The robotics team at Columbia Christian School in Magnolia, Ark., advanced to a multi-state regional competition, during which they made it to the wild-card round, after placing second in the Robot Game Field Competition and fourth overall at BEST in Little Rock, Ark. The Regional Texas BEST Competition in Frisco, Texas, began in early December.
The competition is part of the BEST Robotics network, a non-profit, volunteer-based organization that hosts Robotics competitions at no cost to participating schools. They exist to inspire students to “pursue careers in engineering, science, technology, and mathematics through robotics design…”. The robotics competition happens each fall and includes a national total of around 18,000 students representing about 850 Middle and High Schools.
Columbia robotics teacher, Victoria Allison, spoke with The Lion just days before the regional competition, which pitted them against 74 other teams, most of them from public schools. She explained that, though the school had participated in BEST before, this year’s team was the first to receive an invitation to the competition explicitly based on their robot’s performance. Columbia’s robotics program is less than five years old.
The team is given six weeks to construct their robot, according to Allison, along with creating a business plan and marketing plan for the robot. The robot’s performance and its display exhibit are both factored into the overall evaluation, as is a student notebook, a record of decisions made including materials used, how the robot progresses, etc.
Allison spoke with pride about how this “little school from Magnolia Arkansas” has competed against larger schools with more resources. Much of their competition has more opportunities to work on their robot, along with commodities like 3D printers. This hasn’t deterred the team one bit, with their robot even edging out a nationally ranked, STEM-focused school. It is an impressive feat, especially considering two team members also play for the basketball team. Allison explained that those two boys drove down to the competition following a game.

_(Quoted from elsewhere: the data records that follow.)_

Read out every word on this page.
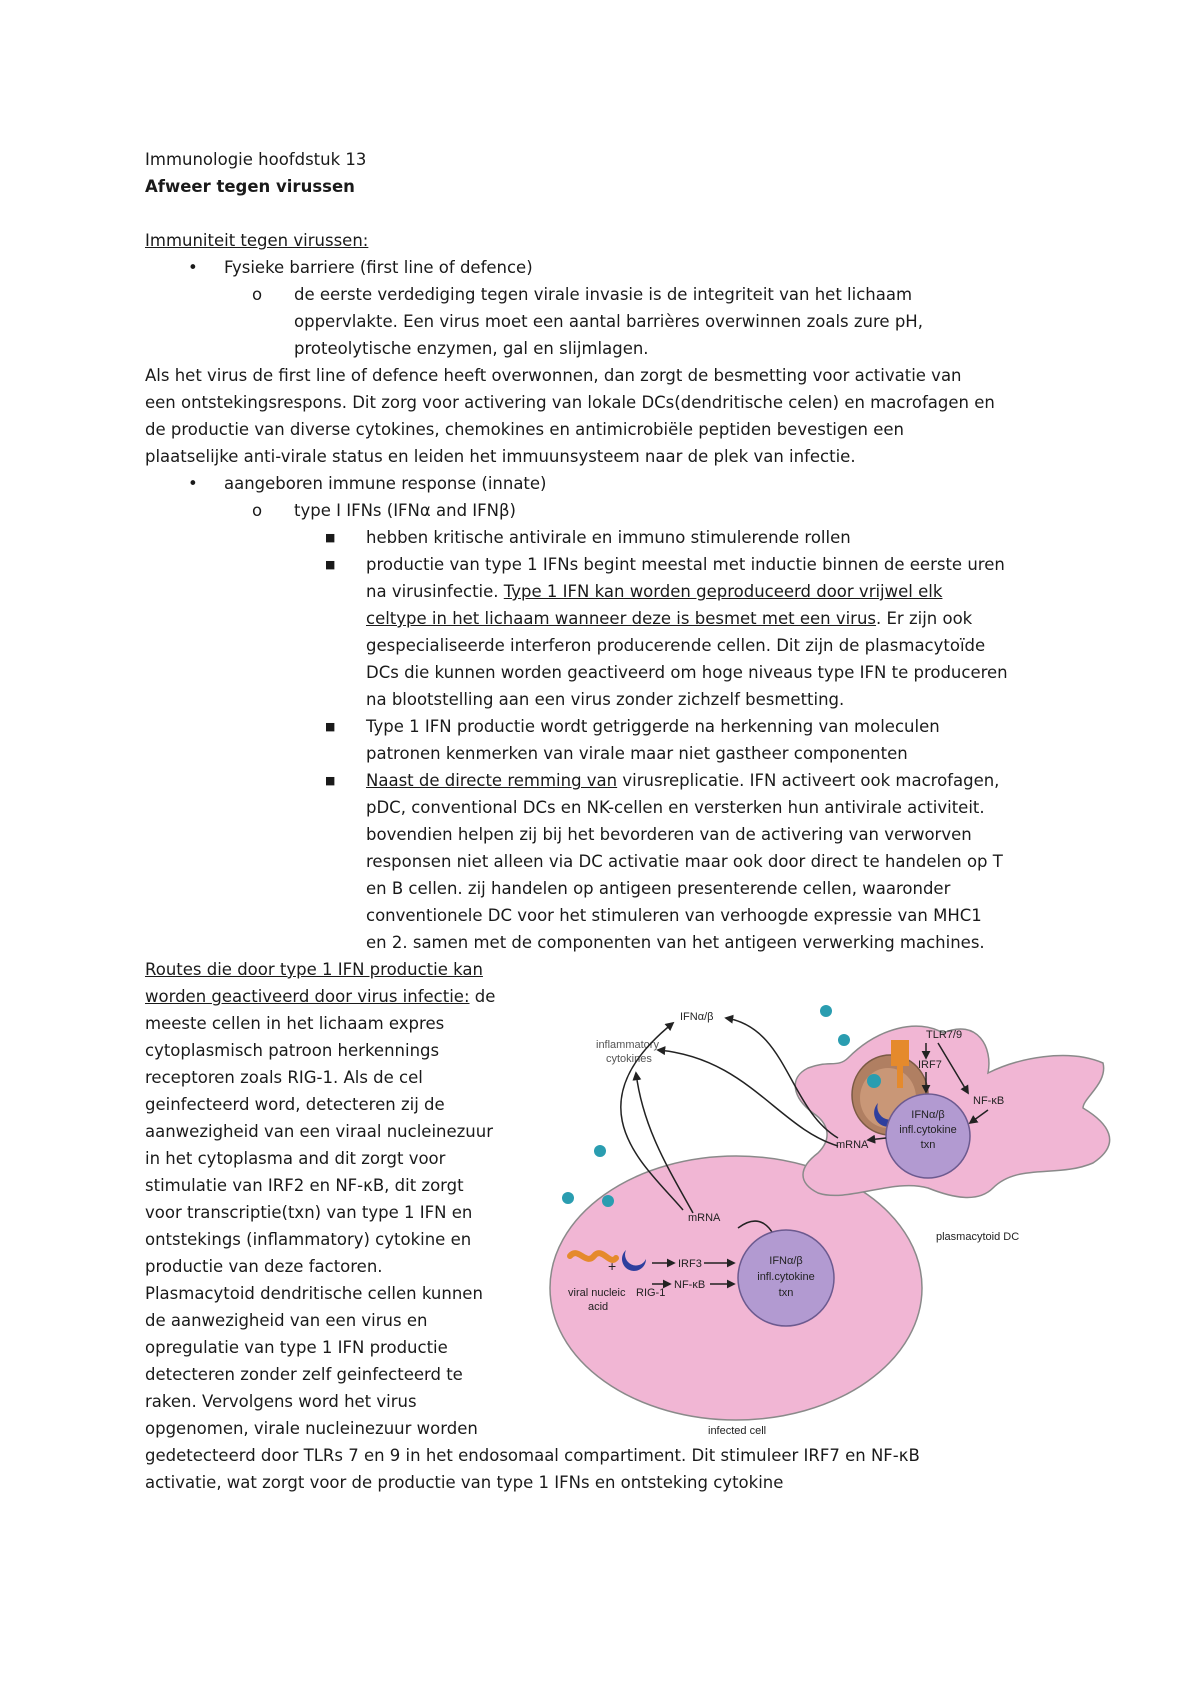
Immunologie hoofdstuk 13
Afweer tegen virussen
Immuniteit tegen virussen:
• Fysieke barriere (first line of defence)
o de eerste verdediging tegen virale invasie is de integriteit van het lichaam
oppervlakte. Een virus moet een aantal barrières overwinnen zoals zure pH,
proteolytische enzymen, gal en slijmlagen.
Als het virus de first line of defence heeft overwonnen, dan zorgt de besmetting voor activatie van
een ontstekingsrespons. Dit zorg voor activering van lokale DCs(dendritische celen) en macrofagen en
de productie van diverse cytokines, chemokines en antimicrobiële peptiden bevestigen een
plaatselijke anti-virale status en leiden het immuunsysteem naar de plek van infectie.
• aangeboren immune response (innate)
o type I IFNs (IFNα and IFNβ)
■ hebben kritische antivirale en immuno stimulerende rollen
■ productie van type 1 IFNs begint meestal met inductie binnen de eerste uren
na virusinfectie. Type 1 IFN kan worden geproduceerd door vrijwel elk
celtype in het lichaam wanneer deze is besmet met een virus. Er zijn ook
gespecialiseerde interferon producerende cellen. Dit zijn de plasmacytoïde
DCs die kunnen worden geactiveerd om hoge niveaus type IFN te produceren
na blootstelling aan een virus zonder zichzelf besmetting.
■ Type 1 IFN productie wordt getriggerde na herkenning van moleculen
patronen kenmerken van virale maar niet gastheer componenten
■ Naast de directe remming van virusreplicatie. IFN activeert ook macrofagen,
pDC, conventional DCs en NK-cellen en versterken hun antivirale activiteit.
bovendien helpen zij bij het bevorderen van de activering van verworven
responsen niet alleen via DC activatie maar ook door direct te handelen op T
en B cellen. zij handelen op antigeen presenterende cellen, waaronder
conventionele DC voor het stimuleren van verhoogde expressie van MHC1
en 2. samen met de componenten van het antigeen verwerking machines.
Routes die door type 1 IFN productie kan
worden geactiveerd door virus infectie: de
meeste cellen in het lichaam expres
cytoplasmisch patroon herkennings
receptoren zoals RIG-1. Als de cel
geinfecteerd word, detecteren zij de
aanwezigheid van een viraal nucleinezuur
in het cytoplasma and dit zorgt voor
stimulatie van IRF2 en NF-κB, dit zorgt
voor transcriptie(txn) van type 1 IFN en
ontstekings (inflammatory) cytokine en
productie van deze factoren.
Plasmacytoid dendritische cellen kunnen
de aanwezigheid van een virus en
opregulatie van type 1 IFN productie
detecteren zonder zelf geinfecteerd te
raken. Vervolgens word het virus
opgenomen, virale nucleinezuur worden
gedetecteerd door TLRs 7 en 9 in het endosomaal compartiment. Dit stimuleer IRF7 en NF-κB
activatie, wat zorgt voor de productie van type 1 IFNs en ontsteking cytokine
IFNα/β
infl.cytokine
txn
TLR7/9
IRF7
NF-κB
mRNA
plasmacytoid DC
IFNα/β
inflammatory
cytokines
mRNA
+
viral nucleic
acid
RIG-1
IRF3
NF-κB
IFNα/β
infl.cytokine
txn
infected cell
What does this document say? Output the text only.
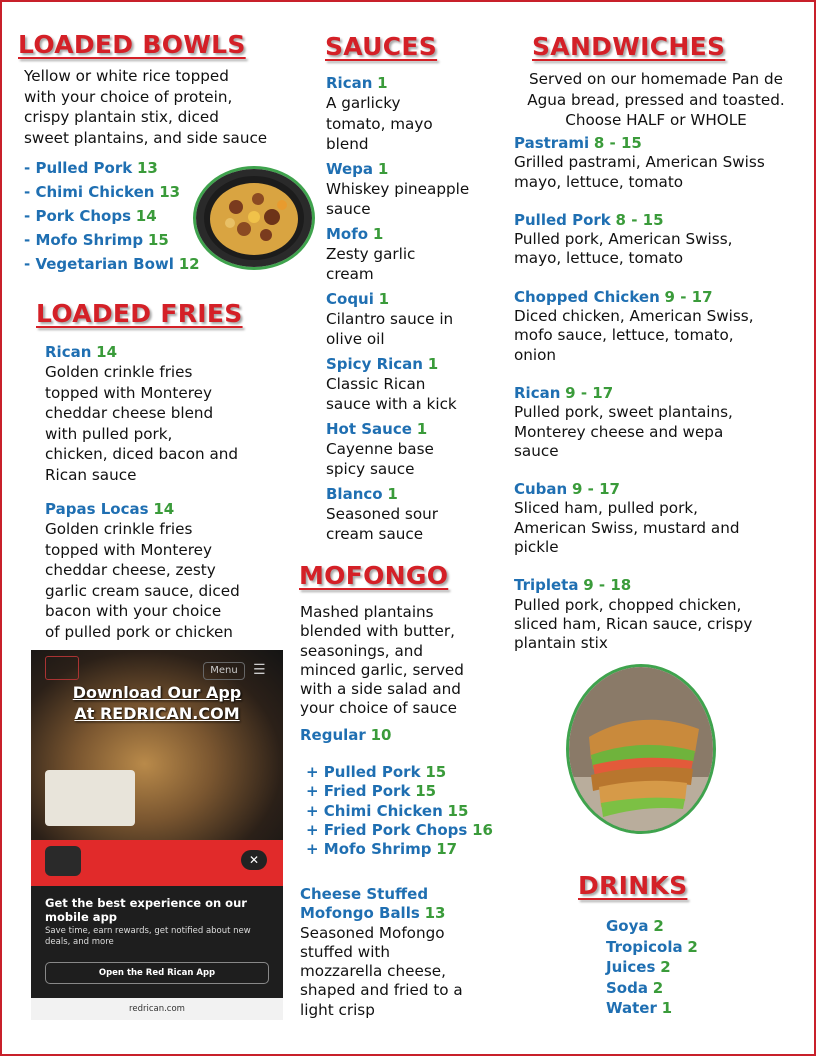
LOADED BOWLS
Yellow or white rice topped
with your choice of protein,
crispy plantain stix, diced
sweet plantains, and side sauce
- Pulled Pork 13
- Chimi Chicken 13
- Pork Chops 14
- Mofo Shrimp 15
- Vegetarian Bowl 12
LOADED FRIES
Rican 14
Golden crinkle fries
topped with Monterey
cheddar cheese blend
with pulled pork,
chicken, diced bacon and
Rican sauce
Papas Locas 14
Golden crinkle fries
topped with Monterey
cheddar cheese, zesty
garlic cream sauce, diced
bacon with your choice
of pulled pork or chicken
Menu	☰
Download Our App
At REDRICAN.COM
✕
Get the best experience on our mobile app
Save time, earn rewards, get notified about new deals, and more
Open the Red Rican App
redrican.com
SAUCES
Rican 1
A garlicky
tomato, mayo
blend
Wepa 1
Whiskey pineapple
sauce
Mofo 1
Zesty garlic
cream
Coqui 1
Cilantro sauce in
olive oil
Spicy Rican 1
Classic Rican
sauce with a kick
Hot Sauce 1
Cayenne base
spicy sauce
Blanco 1
Seasoned sour
cream sauce
MOFONGO
Mashed plantains
blended with butter,
seasonings, and
minced garlic, served
with a side salad and
your choice of sauce
Regular 10
+ Pulled Pork 15
+ Fried Pork 15
+ Chimi Chicken 15
+ Fried Pork Chops 16
+ Mofo Shrimp 17
Cheese Stuffed
Mofongo Balls 13
Seasoned Mofongo
stuffed with
mozzarella cheese,
shaped and fried to a
light crisp
SANDWICHES
Served on our homemade Pan de
Agua bread, pressed and toasted.
Choose HALF or WHOLE
Pastrami 8 - 15
Grilled pastrami, American Swiss
mayo, lettuce, tomato
Pulled Pork 8 - 15
Pulled pork, American Swiss,
mayo, lettuce, tomato
Chopped Chicken 9 - 17
Diced chicken, American Swiss,
mofo sauce, lettuce, tomato,
onion
Rican 9 - 17
Pulled pork, sweet plantains,
Monterey cheese and wepa
sauce
Cuban 9 - 17
Sliced ham, pulled pork,
American Swiss, mustard and
pickle
Tripleta 9 - 18
Pulled pork, chopped chicken,
sliced ham, Rican sauce, crispy
plantain stix
DRINKS
Goya 2
Tropicola 2
Juices 2
Soda 2
Water 1
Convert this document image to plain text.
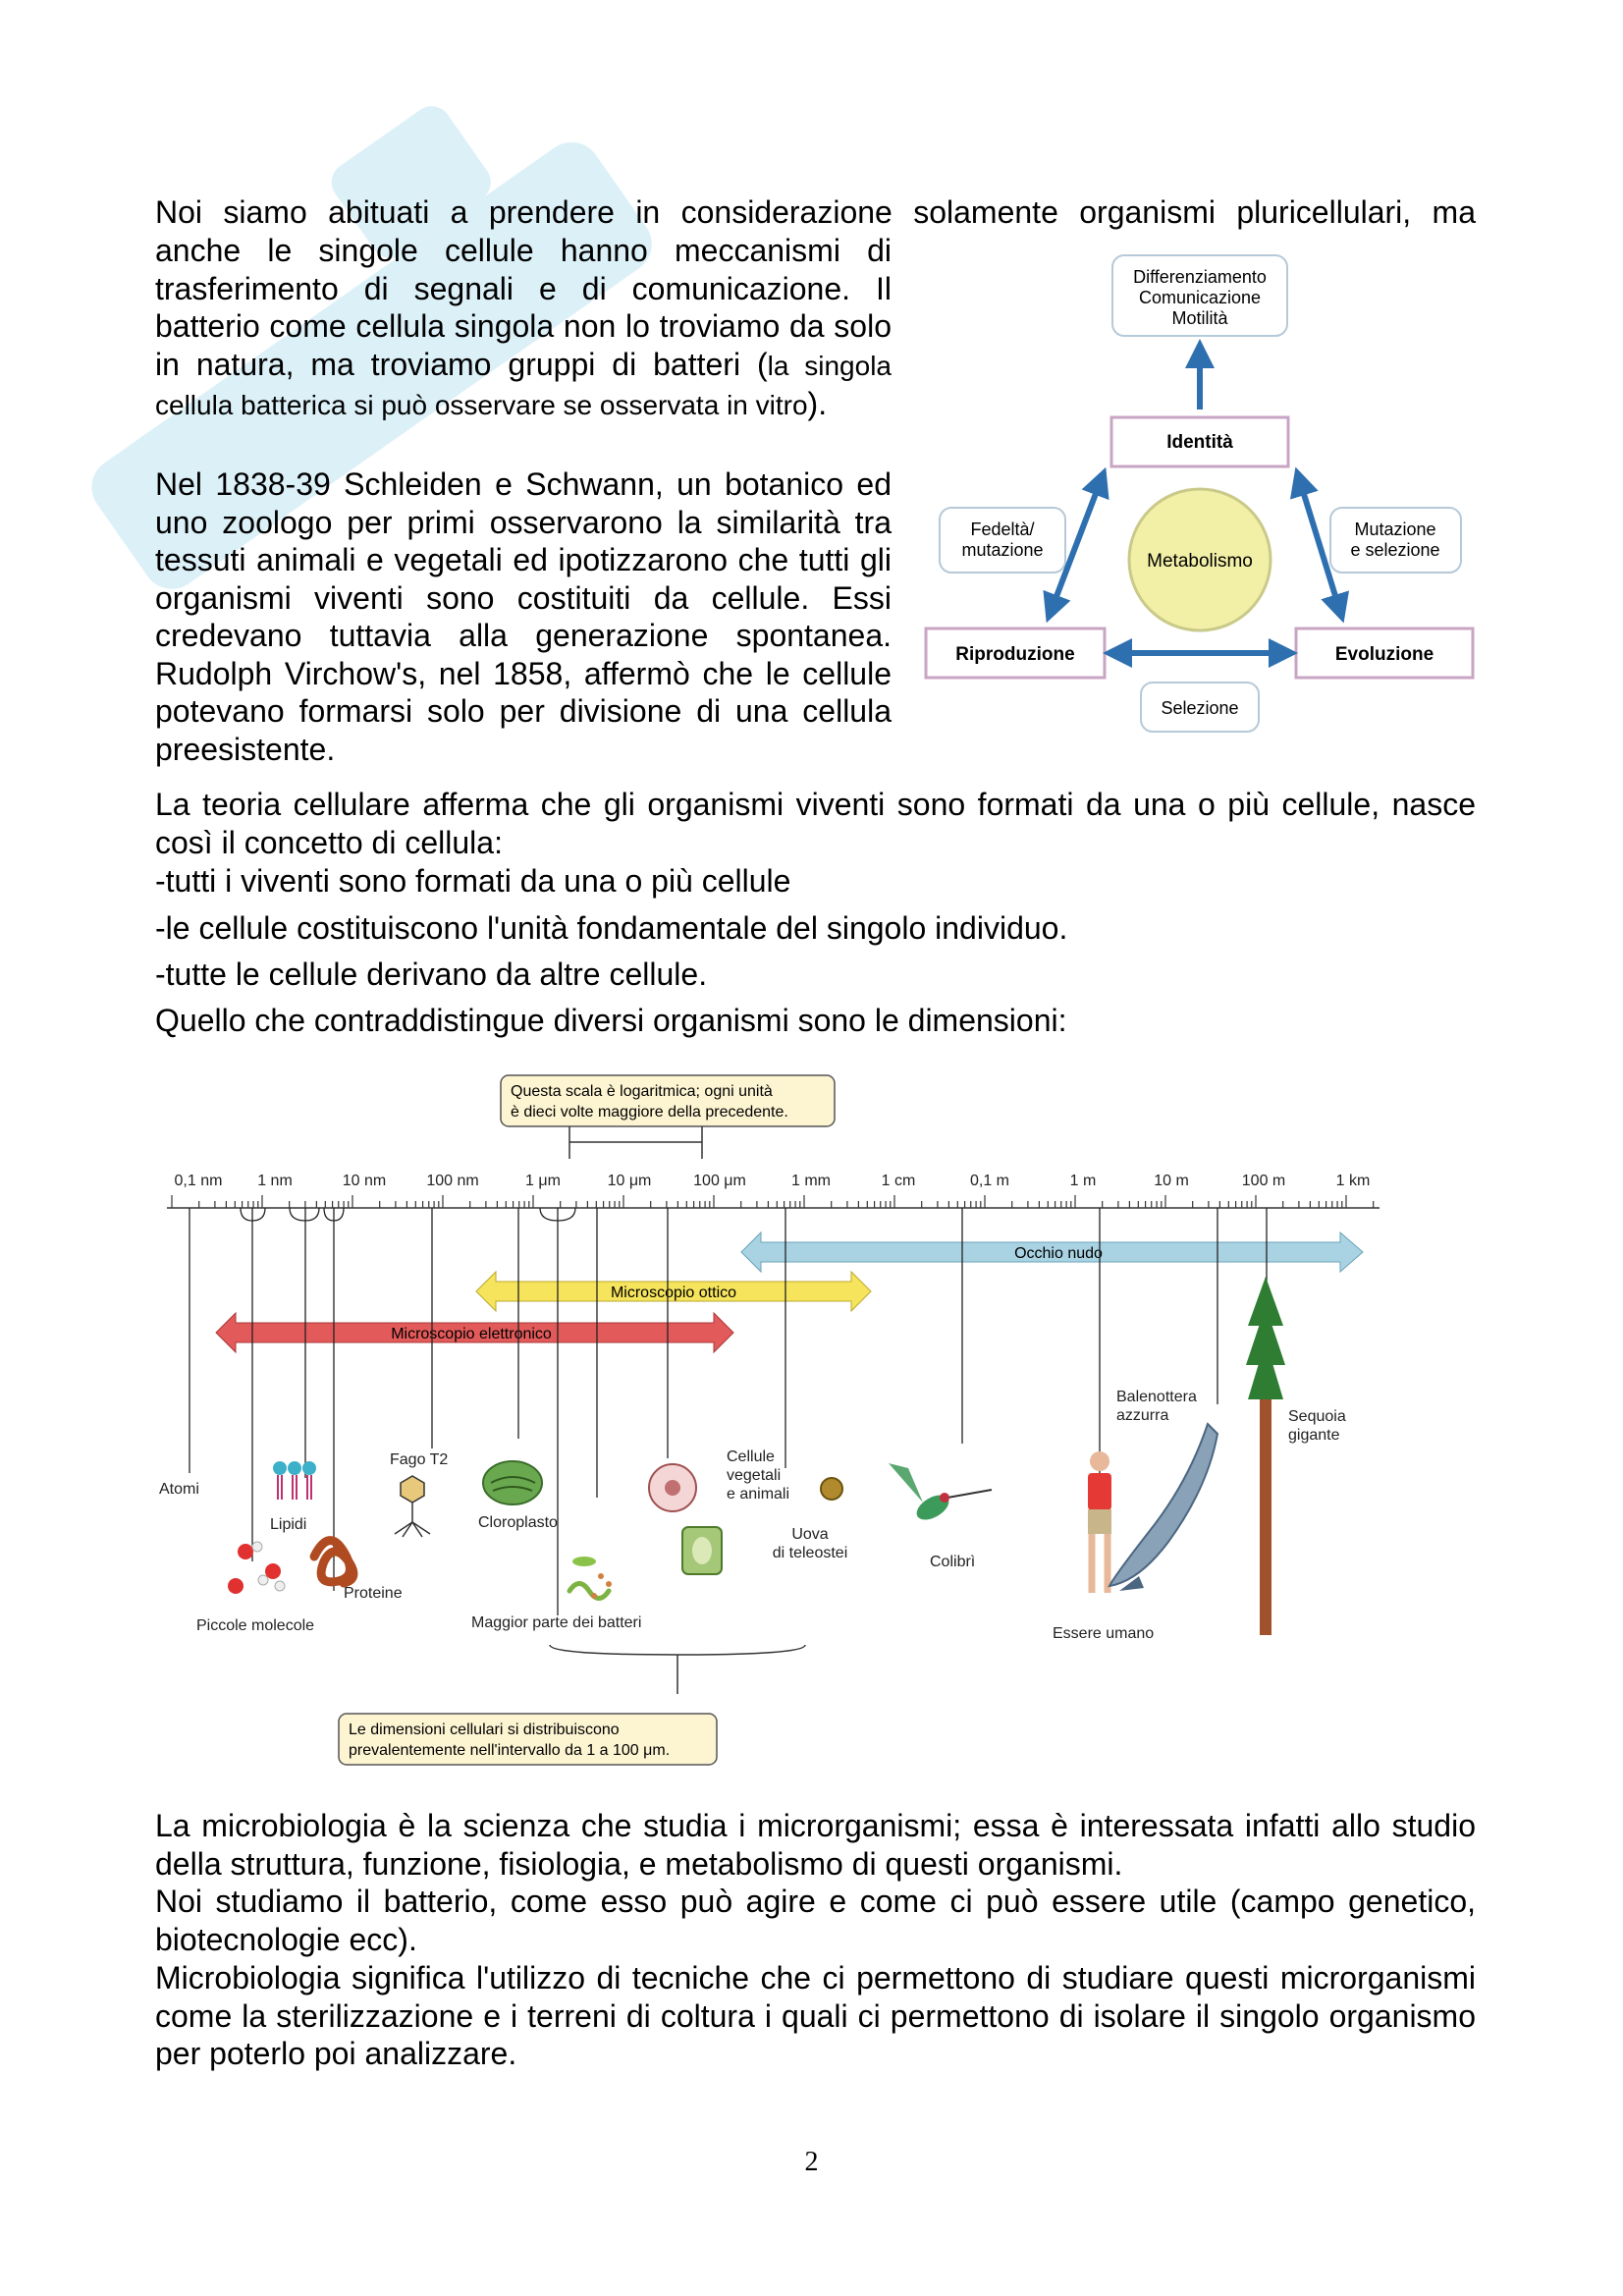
Noi siamo abituati a prendere in considerazione solamente organismi pluricellulari, ma

anche le singole cellule hanno meccanismi di trasferimento di segnali e di comunicazione. Il batterio come cellula singola non lo troviamo da solo in natura, ma troviamo gruppi di batteri (la singola cellula batterica si può osservare se osservata in vitro).

Nel 1838-39 Schleiden e Schwann, un botanico ed uno zoologo per primi osservarono la similarità tra tessuti animali e vegetali ed ipotizzarono che tutti gli organismi viventi sono costituiti da cellule. Essi credevano tuttavia alla generazione spontanea. Rudolph Virchow's, nel 1858, affermò che le cellule potevano formarsi solo per divisione di una cellula preesistente.

Differenziamento
Comunicazione
Motilità
Identità
Metabolismo
Fedeltà/
mutazione
Mutazione
e selezione
Riproduzione	Evoluzione
Selezione

La teoria cellulare afferma che gli organismi viventi sono formati da una o più cellule, nasce così il concetto di cellula:

-tutti i viventi sono formati da una o più cellule

-le cellule costituiscono l'unità fondamentale del singolo individuo.

-tutte le cellule derivano da altre cellule.

Quello che contraddistingue diversi organismi sono le dimensioni:

Questa scala è logaritmica; ogni unità
è dieci volte maggiore della precedente.
0,1 nm 1 nm	10 nm	100 nm	1 μm	10 μm	100 μm	1 mm	1 cm	0,1 m	1 m	10 m	100 m	1 km
Occhio nudo
Microscopio ottico
Microscopio elettronico
Atomi
Lipidi
Piccole molecole
Proteine
Fago T2
Cloroplasto
Maggior parte dei batteri
Cellule
vegetali
e animali
Uova
di teleostei
Colibrì
Essere umano
Balenottera
azzurra	Sequoia
gigante
Le dimensioni cellulari si distribuiscono
prevalentemente nell'intervallo da 1 a 100 μm.

La microbiologia è la scienza che studia i microrganismi; essa è interessata infatti allo studio della struttura, funzione, fisiologia, e metabolismo di questi organismi.

Noi studiamo il batterio, come esso può agire e come ci può essere utile (campo genetico, biotecnologie ecc).

Microbiologia significa l'utilizzo di tecniche che ci permettono di studiare questi microrganismi come la sterilizzazione e i terreni di coltura i quali ci permettono di isolare il singolo organismo per poterlo poi analizzare.

2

Allison describes her school, Columbia Christian, as multifaceted, offering as many and sometimes more opportunities than their larger counterparts. The school even features the number one archer in the whole state of Arkansas. Allison has worked for the school for sixteen years, and she explained that in recent years they have truly doubled down on their standards of education and offerings.
When asked what sets CCS apart from other schools, Allison plainly said, “We’re old school, plus having such a low teacher-to-student ratio really makes a difference.” In addition, she remarked about their ability to teach kids face-to-face and devote more time to each child without many of the constraints you might see in other schools. Though they are ‘old school’, their success in cutting-edge programs seems to speak for itself.
Columbia Christian School was founded in 1998. Their mission is to: “Prepare students academically, spiritually, and physically to successfully influence the world with truth by understanding the importance of a personal relationship with God.” They currently have an enrollment of just over 200 students who experience cutting-edge curriculum from well-educated faculty and 21st Century classrooms.